As for your react lifecycle comment, onSubmit will be fired when click the submit type input within your form your useEffect should fire first but that depends on how location is location is passed in, I see you're using window.location inside but it's not clear if that the dependency or not.

Let me know if this helps or if you need an example

coreybruyere commented 1 year ago

Thanks @shafferchance

Yea, multi step form is coming from root App.tsx and location from react-router-dom is being used as a dependency to the page event in the App.tsx useEffect.

const location = useLocation();
useEffect(() => {
  // Track initial pageview and route change
    analytics.page({
      pathname: location.pathname,
    });
}, [location]);
return (
 <AnalyticsProvider instance={analytics}>
        <Routes>
          <Route path="form" element={<Form />}>
            <Route path="step-1" element={<Step1 />} />
            <Route path="step-2" element={<Step2 />} />
            <Route path="step-3" element={<Step3 />} />
          </Route>
        </Routes>
</AnalyticsProvider>

I'm curious to see an example for the second item you listed if you have time.
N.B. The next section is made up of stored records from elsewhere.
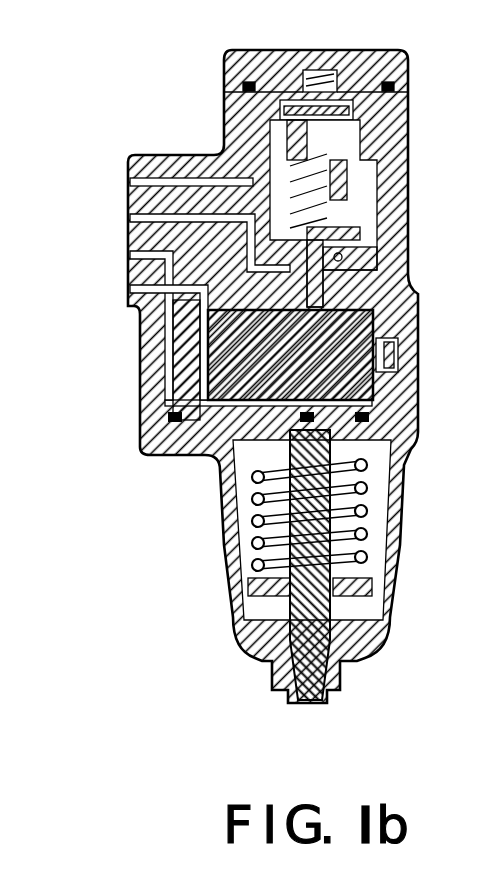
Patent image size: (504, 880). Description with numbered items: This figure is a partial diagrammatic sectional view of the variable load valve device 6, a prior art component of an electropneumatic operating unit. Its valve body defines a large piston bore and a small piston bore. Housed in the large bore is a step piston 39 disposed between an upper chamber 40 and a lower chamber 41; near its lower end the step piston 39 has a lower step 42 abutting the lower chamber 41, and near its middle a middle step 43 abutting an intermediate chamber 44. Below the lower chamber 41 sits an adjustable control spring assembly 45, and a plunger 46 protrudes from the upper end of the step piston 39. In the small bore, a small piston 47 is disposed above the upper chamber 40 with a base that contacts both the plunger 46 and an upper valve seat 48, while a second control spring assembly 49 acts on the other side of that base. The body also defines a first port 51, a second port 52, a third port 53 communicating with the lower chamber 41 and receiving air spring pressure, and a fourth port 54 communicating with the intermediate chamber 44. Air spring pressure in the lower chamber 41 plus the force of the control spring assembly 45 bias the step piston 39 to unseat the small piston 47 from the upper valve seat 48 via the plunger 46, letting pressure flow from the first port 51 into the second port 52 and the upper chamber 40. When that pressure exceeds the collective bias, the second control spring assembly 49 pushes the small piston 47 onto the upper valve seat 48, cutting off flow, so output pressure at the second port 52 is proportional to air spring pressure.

The variable load valve device 6 is at (190, 106).
The step piston 39 is at (340, 342).
The upper chamber 40 is at (404, 280).
The lower chamber 41 is at (372, 492).
The lower step 42 is at (282, 463).
The middle step 43 is at (363, 404).
The intermediate chamber 44 is at (230, 401).
The adjustable control spring assembly 45 is at (363, 515).
The plunger 46 is at (404, 240).
The small piston 47 is at (404, 178).
The upper valve seat 48 is at (404, 206).
The second control spring assembly 49 is at (404, 121).
The first port 51 is at (128, 182).
The second port 52 is at (128, 217).
The third port 53 is at (128, 255).
The fourth port 54 is at (128, 289).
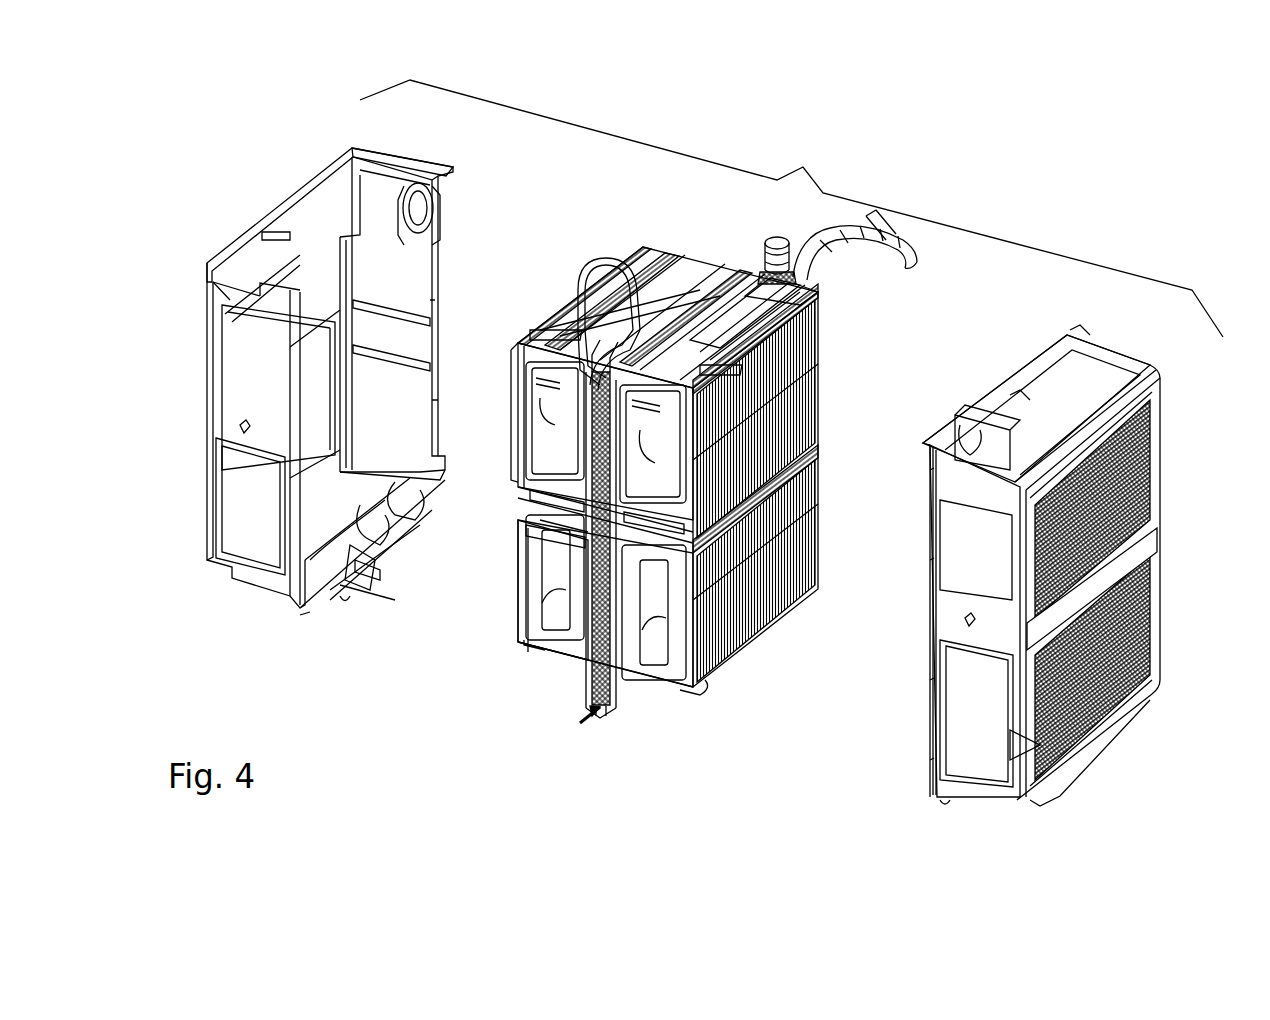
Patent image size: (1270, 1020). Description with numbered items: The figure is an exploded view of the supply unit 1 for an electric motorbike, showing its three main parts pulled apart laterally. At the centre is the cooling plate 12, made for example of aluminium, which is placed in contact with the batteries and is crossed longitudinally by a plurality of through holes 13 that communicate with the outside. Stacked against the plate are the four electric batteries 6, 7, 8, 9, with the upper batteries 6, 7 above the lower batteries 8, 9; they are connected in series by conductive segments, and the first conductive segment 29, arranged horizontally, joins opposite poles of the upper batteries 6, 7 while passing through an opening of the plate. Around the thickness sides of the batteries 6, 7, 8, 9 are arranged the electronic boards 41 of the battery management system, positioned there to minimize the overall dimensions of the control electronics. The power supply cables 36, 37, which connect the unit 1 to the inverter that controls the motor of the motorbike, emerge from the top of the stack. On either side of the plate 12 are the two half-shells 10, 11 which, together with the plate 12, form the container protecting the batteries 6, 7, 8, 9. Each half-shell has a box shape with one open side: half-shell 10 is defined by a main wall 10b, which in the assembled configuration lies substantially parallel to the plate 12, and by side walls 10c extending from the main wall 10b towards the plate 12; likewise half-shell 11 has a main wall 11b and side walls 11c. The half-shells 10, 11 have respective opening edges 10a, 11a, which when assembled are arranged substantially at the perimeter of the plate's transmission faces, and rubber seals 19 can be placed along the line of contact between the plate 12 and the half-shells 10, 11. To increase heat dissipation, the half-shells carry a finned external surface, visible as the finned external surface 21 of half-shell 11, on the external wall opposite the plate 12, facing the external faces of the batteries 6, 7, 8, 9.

The supply unit 1 is at (791, 208).
The electric battery 6 is at (810, 287).
The electric battery 7 is at (550, 320).
The electric battery 8 is at (783, 607).
The electric battery 9 is at (528, 548).
The half-shell 10 is at (300, 217).
The opening edge 10a is at (430, 317).
The main wall 10b is at (370, 415).
The side wall 10c is at (357, 170).
The half-shell 11 is at (973, 700).
The opening edge 11a is at (937, 623).
The main wall 11b is at (1130, 555).
The side wall 11c is at (1083, 383).
The cooling plate 12 is at (580, 723).
The through hole 13 is at (575, 470).
The rubber seal 19 is at (743, 243).
The finned external surface 21 is at (1160, 413).
The first conductive segment 29 is at (628, 280).
The power supply cable 36 is at (888, 260).
The power supply cable 37 is at (933, 242).
The electronic board 41 is at (548, 400).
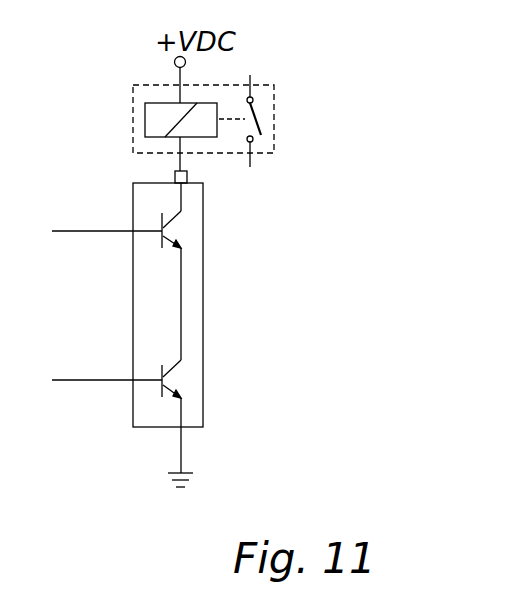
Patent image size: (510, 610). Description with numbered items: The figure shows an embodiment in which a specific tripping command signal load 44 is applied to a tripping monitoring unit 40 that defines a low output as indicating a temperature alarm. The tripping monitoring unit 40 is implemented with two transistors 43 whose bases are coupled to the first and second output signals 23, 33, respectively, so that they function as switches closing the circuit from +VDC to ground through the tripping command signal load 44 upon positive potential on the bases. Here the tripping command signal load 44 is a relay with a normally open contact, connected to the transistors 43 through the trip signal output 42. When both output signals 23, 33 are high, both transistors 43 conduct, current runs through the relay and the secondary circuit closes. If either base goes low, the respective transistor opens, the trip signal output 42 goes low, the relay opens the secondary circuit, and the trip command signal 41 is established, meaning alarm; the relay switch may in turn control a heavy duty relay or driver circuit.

The first output signal 23 is at (80, 231).
The second output signal 33 is at (87, 381).
The tripping monitoring unit 40 is at (175, 313).
The trip command signal 41 is at (178, 148).
The trip signal output 42 is at (175, 177).
The transistors 43 is at (160, 243).
The tripping command signal load 44 is at (133, 92).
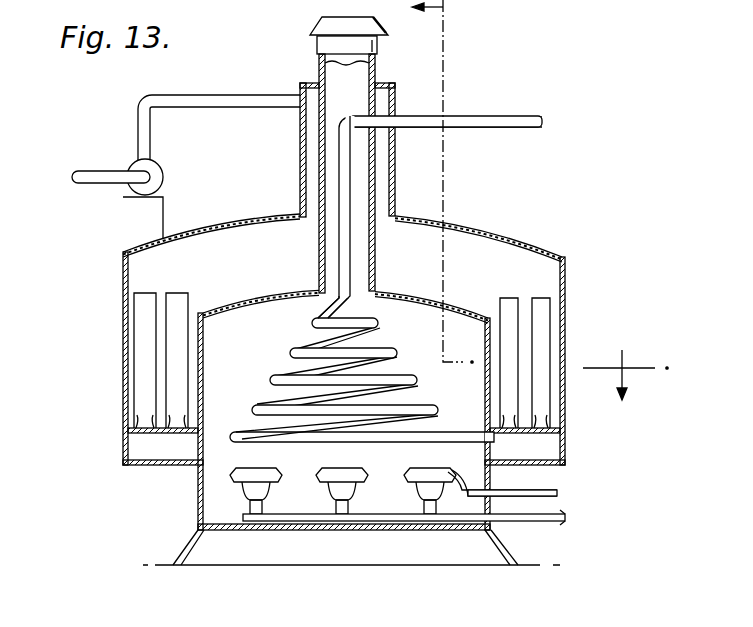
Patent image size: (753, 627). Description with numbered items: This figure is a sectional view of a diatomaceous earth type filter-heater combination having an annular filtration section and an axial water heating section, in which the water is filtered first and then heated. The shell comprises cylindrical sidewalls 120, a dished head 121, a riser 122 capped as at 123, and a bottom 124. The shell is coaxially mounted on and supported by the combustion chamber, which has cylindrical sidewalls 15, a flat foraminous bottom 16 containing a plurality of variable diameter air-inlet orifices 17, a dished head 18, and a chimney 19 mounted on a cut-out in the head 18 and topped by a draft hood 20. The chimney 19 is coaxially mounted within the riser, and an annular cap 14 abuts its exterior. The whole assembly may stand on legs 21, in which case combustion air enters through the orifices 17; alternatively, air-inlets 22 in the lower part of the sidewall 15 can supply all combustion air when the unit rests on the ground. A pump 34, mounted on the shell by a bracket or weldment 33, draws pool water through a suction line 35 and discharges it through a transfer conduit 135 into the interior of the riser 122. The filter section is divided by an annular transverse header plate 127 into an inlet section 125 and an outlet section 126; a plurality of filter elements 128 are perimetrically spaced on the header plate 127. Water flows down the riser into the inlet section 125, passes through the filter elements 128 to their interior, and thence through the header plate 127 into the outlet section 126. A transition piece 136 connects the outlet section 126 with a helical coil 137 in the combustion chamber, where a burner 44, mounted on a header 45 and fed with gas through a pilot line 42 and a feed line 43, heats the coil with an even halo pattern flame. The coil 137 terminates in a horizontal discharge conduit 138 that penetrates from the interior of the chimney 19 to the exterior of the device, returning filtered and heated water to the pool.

I wasn't aware of the different page events from the library and am wondering if something like that might resolve the discrepancy between pages and form submission events.

A queue-like system would make the most sense in this case, where after the final tracking event (a form step submitted) is resolved the next (page) event is fired. In this case, it would look something like:

  1. Fire step-1 page event on load
  2. Fire step-1 various tracking events for different fields as they're interacted with
  3. Fire step-1 SUBMIT tracking event form_submitted
  4. Once step-1 SUBMIT tracking event is resolved... Fire step-2 page event on load
  5. Fire step-2 various tracking events for different fields as they're interacted with
  6. Fire step-2SUBMIT tracking event form_submitted
  7. Once step-2 SUBMIT tracking event is resolved... Fire step-3 page event on load
  8. And so on...

Any help with this would be greatly appreciated. Thanks for the insight so far.

shafferchance commented 1 year ago

I can't see all your code but I'm assuming the Multi-Step form is being brought into the App.tsx.

There are a couple of things I want to note here:

  1. All of these events are asynchronous, meaning if you want a dedicated order you should order them as such. Whenever you call track or page a promise is returned either await them in an async function or chain them.
  2. The order between your page-view event and track events shouldn't matter on the page.
    • Now in between your form it would and in that case I would use a queue-like system and essentially store either calls there so that you don't even initiate the second call till the first is resolved or chain their result so you handle them in order (this is only relevant if you care about the data post track/pageEnd)
  3. Perhaps you should add timestamps and rearrange wherever your data is being ingested at

These are around ensuring that the jobs are called in the order you expect, one to be called after the other, you will likely need to queue as aforementioned.

As for your react lifecycle comment, onSubmit will be fired when click the submit type input within your form your useEffect should fire first but that depends on how location is location is passed in, I see you're using window.location inside but it's not clear if that the dependency or not.

Let me know if this helps or if you need an example

coreybruyere commented 1 year ago

@shafferchance Can you provide an example for a queue-like system?